Harrisburg University of Science and Technology, which opened just eight years ago, isn't your typical college.
Its tuition structure doesn't include many of the fees most colleges charge. Nearly half of its roughly 350 students are women. Almost half are racial minorities.
Eric Darr has been at Harrisburg University for longer than it has had students. In May he was named president after almost a year of serving as interim leader. He replaces Mel Schiavelli, who left for a leadership role at Northern Virginia Community College. Now that Darr is officially in charge, he can act on ideas to place Harrisburg University on a national stage. This fall it's offering classes in Philadelphia, using space at the Hussian School of Art.
Darr recently chatted with Keystone Edge. This interview has been condensed and edited.
KE: What are some of your goals now that you're in the president's chair?
ED: I would like to augment and remake our board of trustees. The board's bylaws allow for 35 trustees, and currently 24 of those seats are filled. We need to strengthen our connections to information technology, strengthen our connections with Philadelphia – we're going to have a campus there starting in the fall – strengthen our connections with the Washington, D.C., area for obvious reasons. I'd like to get national thinkers about education on the board. As we think about partnerships with the Hussian School of Art, the university's going in a way that will integrate the arts more into our technology programs. Strengthening our connections to the commonwealth could take a lot of different forms. Maybe someone who served as a governor in the past, someone who served as a secretary of education in the past, someone who's respected by the current administration.
KE: One of the main initiatives you've worked on was to expand into Philadelphia. What prompted this?
ED: We had several years of successfully recruiting undergraduate students out of the Philadelphia School District. We've convinced these students to come to Harrisburg and take courses at HU. We pay attention to the students who are in the Philadelphia School District. They're a lot like the students in the Harrisburg School District. We created programs that support students that might need that support – additional help with English or additional help with math or writing, or life skills. We offer small class sizes and personal attention. For a variety of reasons, I think, we've been successful in drawing students from Philadelphia. What if we had a place in Philadelphia?
KE: Your tuition is frozen for the next school year. How did that decision come about and how is it possible?

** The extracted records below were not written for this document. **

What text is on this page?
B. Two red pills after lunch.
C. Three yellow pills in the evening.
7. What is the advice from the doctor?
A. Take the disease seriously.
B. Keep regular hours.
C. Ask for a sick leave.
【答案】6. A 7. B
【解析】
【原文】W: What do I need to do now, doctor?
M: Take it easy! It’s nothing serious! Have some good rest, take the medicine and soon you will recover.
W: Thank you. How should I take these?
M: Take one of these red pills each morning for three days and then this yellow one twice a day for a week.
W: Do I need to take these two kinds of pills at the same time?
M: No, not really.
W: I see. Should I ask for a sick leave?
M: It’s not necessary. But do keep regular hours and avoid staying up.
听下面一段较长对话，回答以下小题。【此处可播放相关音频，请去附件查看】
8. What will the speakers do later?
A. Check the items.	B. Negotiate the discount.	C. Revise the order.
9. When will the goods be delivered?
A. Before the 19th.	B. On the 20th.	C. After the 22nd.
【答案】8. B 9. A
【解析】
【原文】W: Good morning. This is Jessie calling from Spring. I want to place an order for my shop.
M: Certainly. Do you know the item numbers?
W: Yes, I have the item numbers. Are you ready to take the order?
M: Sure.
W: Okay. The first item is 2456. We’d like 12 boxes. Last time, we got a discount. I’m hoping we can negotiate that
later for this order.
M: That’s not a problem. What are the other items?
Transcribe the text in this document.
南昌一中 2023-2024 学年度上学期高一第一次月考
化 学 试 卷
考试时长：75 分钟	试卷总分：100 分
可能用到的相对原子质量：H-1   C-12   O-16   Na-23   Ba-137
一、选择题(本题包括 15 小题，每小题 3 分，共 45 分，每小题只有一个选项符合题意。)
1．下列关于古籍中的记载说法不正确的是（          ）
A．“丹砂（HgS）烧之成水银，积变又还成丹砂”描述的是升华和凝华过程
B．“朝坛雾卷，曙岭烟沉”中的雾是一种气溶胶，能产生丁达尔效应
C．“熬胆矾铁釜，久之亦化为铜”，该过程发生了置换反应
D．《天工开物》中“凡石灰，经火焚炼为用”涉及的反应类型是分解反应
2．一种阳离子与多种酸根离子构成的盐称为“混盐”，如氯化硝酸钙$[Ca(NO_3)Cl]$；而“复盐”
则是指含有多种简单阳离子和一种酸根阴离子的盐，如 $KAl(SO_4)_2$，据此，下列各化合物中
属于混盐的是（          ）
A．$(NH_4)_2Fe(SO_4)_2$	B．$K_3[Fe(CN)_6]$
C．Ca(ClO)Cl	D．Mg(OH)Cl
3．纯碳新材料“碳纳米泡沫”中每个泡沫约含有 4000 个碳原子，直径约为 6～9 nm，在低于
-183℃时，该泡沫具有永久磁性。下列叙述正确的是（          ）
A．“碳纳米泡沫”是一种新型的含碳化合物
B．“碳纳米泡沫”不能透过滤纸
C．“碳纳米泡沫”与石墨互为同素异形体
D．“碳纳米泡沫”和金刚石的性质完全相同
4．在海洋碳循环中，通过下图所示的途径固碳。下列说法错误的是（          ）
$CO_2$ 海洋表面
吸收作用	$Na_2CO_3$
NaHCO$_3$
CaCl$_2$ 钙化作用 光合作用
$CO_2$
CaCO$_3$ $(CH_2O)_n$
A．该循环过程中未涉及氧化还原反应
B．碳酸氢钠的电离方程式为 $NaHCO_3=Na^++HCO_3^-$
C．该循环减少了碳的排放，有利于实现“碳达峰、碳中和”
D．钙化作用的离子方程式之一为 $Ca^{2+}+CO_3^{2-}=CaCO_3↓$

ED: We looked around, and what we saw in the market is that everyone's going to have some sort of tuition increase. We saw it as an opportunity to position ourselves in the market as living up to our word, meaning keeping the cost of education as affordable as we can and recognizing that one of the reasons for our existence is access. If we kept increasing tuition like everybody else, that would be disingenuous to the populations we're trying to serve.
We don't have the overhead others have. We outsource career placement services. Other universities have what, four or five or six people running around a career services office? While that's important, I would rather use an outsourced person or group of people that wake up every day and that's all they do. We've outsourced to a firm that does all of the janitorial and building maintenance and security at next to nothing. I'm not saying that every year we're going to hold costs constant, but this year we were. And putting my marketing hat on, this year was a good time to do it.
KE: One of your goals is to expand enrollment and add more locations. Tell me more about that.
ED: In the next 12 months, we'll be expanding and adding a location in Baltimore for much of the same reasons as Philadelphia. We have a partner in Baltimore's inner city. We'll use their space, start with a few programs and go from there. We're recruiting students from the Baltimore School District. Particularly inner-city Baltimore kids may be more comfortable in the city of Baltimore or the city of Harrisburg.
We're partnering with a company called Altius. With their help we're going to move two of our graduate programs online: the master's in analytics and the master's in information systems engineering and management. Projections are that those two degree programs could have 500 online students in the next 12 to 18 months.
KE: Harrisburg University has had financial struggles in recent years. Dauphin County made some debt payments on its building. What are your plans to recover from these financial issues?
ED: We don't have excess or overhead, so cutting our way to profitability is not a viable strategy. Expansion is the viable strategy.
That's why reaching out to students beyond here in Central PA makes sense. Moving graduate programs online makes a lot of sense. Forming strategic workforce partnerships with companies, where we would create academic programs to train their workforce and what they need three to five years from now. We'll try to recruit more and more traditional-aged residential students here in Harrisburg, but that's not the only strategy. If we can become known as the university that can quickly build a pipeline of talent in science and technology, that would be fantastic.